Performance comparison:

>>> charlength_benchmark
builtin variable length: 0.232
/usr/bin/wc -c: 23.800

We can do line counting by taking advantage of the mapfile builtin in Bash. mapfile reads lines of standard input and assigns each line to an element in an array. Then we can use the builtin array length syntax to count the lines.

$ MULTILINE=$(printf 'Remember kids,\nUse yourbuiltins!\nCheers.\n')
$ echo "${MULTILINE}" | wc -l
3
$ mapfile -t MLARR <<< "${MULTILINE}" # read into array
$ echo "${#MLARR[@]}"
3

Performance comparison:

>>> linelength_benchmark
builtin mapfile and array length: 1.192
/usr/bin/wc -l: 26.096

Command Paths

This one is a little pedantic, but Bash has a builtin for printing the full path of program, hash. It's a lot faster than which when you just need to check if a program exists on the search path.

$ which python >/dev/null
$ hash python

Performance comparison:

>>> command_benchmark
builtin hash: 0.622
/usr/bin/which: 9.889

Note that there is a which builtin in Zsh that I didn't test because it's not Bash. If you are writing Zsh scripts, you should make use of it too.

Sequence expansion

A slightly less known Bashism is the builtin brace expansion (rather than an external program like seq). The main caveat with this (making it less useful in my opinion) is that it is strictly textual. Bash does not apply any interpretation to the context of the expansion or the text between the braces.
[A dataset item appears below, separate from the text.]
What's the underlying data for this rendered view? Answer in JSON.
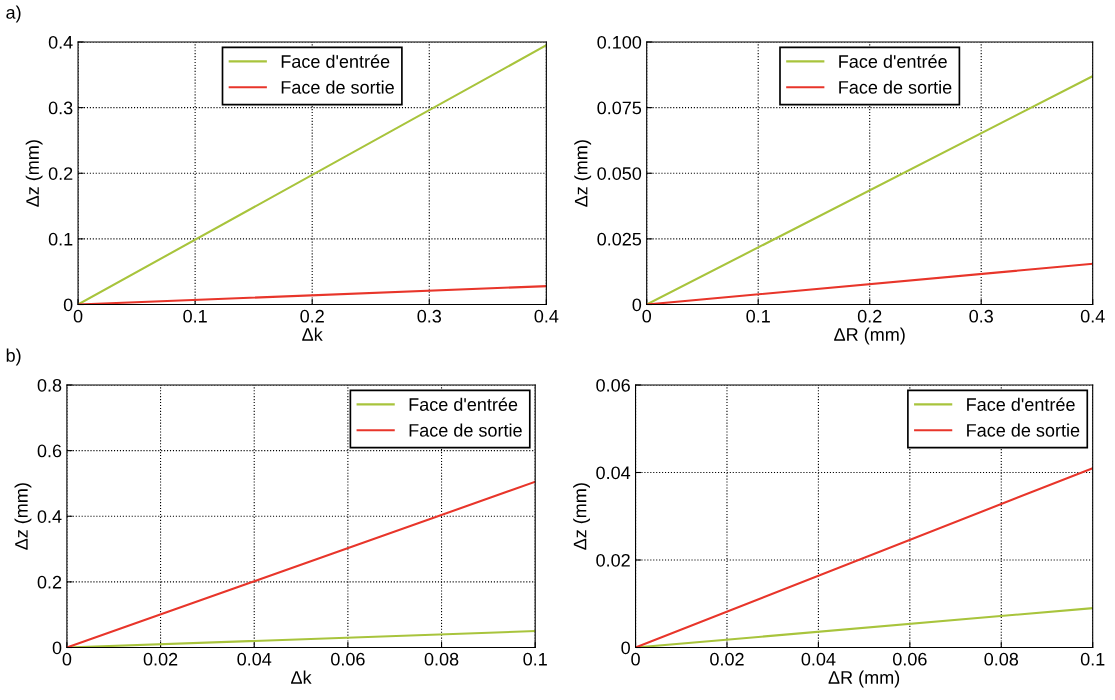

This means you can't use variables with brace expansion.

$ echo {1..10}
1 2 3 4 5 6 7 8 9 10
$ for i in {01..3}; do echo "host${i}"; done
host01
host02
host03
$ limit=10 && echo {1..${limit}} # does not work
{1..10}

Performance comparison:

>>> seq_expansion_benchmark
builtin sequence expansion: 5.328
seq: 10.076

String Manipulation

Bash supports a TON of variable manipulation methods (see BHW for a more comprehensive list), so I'll cover a couple common cases here to illustrate the point. This isn't intended to be a how-to, but a case for using builtins.

People often rely on tr or awk to change letter casing.

$ UPPER='CRUISECONTROL'
$ echo ${UPPER} | tr [A-Z] [a-z]
cruisecontrol
$ echo ${UPPER} | awk '{print tolower($0)}'
cruisecontrol
$ echo ${UPPER,,} # native
cruisecontrol

Performance comparison:

>>> downcase_benchmark
builtin variable manipulation: 0.202
/usr/bin/tr: 20.698
/usr/bin/awk: 37.323

People often use sed for simple string replacement, e.g. search and replace functionality.

$ CONTENT=$(< blogpost.md)
$ echo "${CONTENT}" | sed -e 's/replace/transform/g' > newpost.md
$ echo "${CONTENT//replace/transform/}" > newpost.md

Performance comparison:

>>> replacement_benchmark
builtin variable replacement: 0.244
/usr/bin/sed: 29.274

On the note of sed, if you must use sed for your use case, be sure to combine multiple expressions into one command rather than using multiple pipes. There is a large performance hit for starting a new sed process.

$ echo "${CONTENT}" | sed -e 's/UNIX/Unix/g' -e 's,Linux,GNU/Linux,g'

Summary

There are many more examples of pure Bash implementations of common programming problems that I didn't cover. The benchmarks hopefully made it pretty clear that Bash wins out performance-wise by a landslide in most simple cases. So generally I'm saying, take advantage of all Bash has to offer like you would the standard library in your programming language of choice. Using the builtin capabilities of the shell are going to be faster than calling out to external programs, and external programs are often overkill for common situations where you're using a shell script anyway. Take a look at StackOverflow now, and notice how many answers involving sed, awk, grep, and wc could be solved with pure Bash.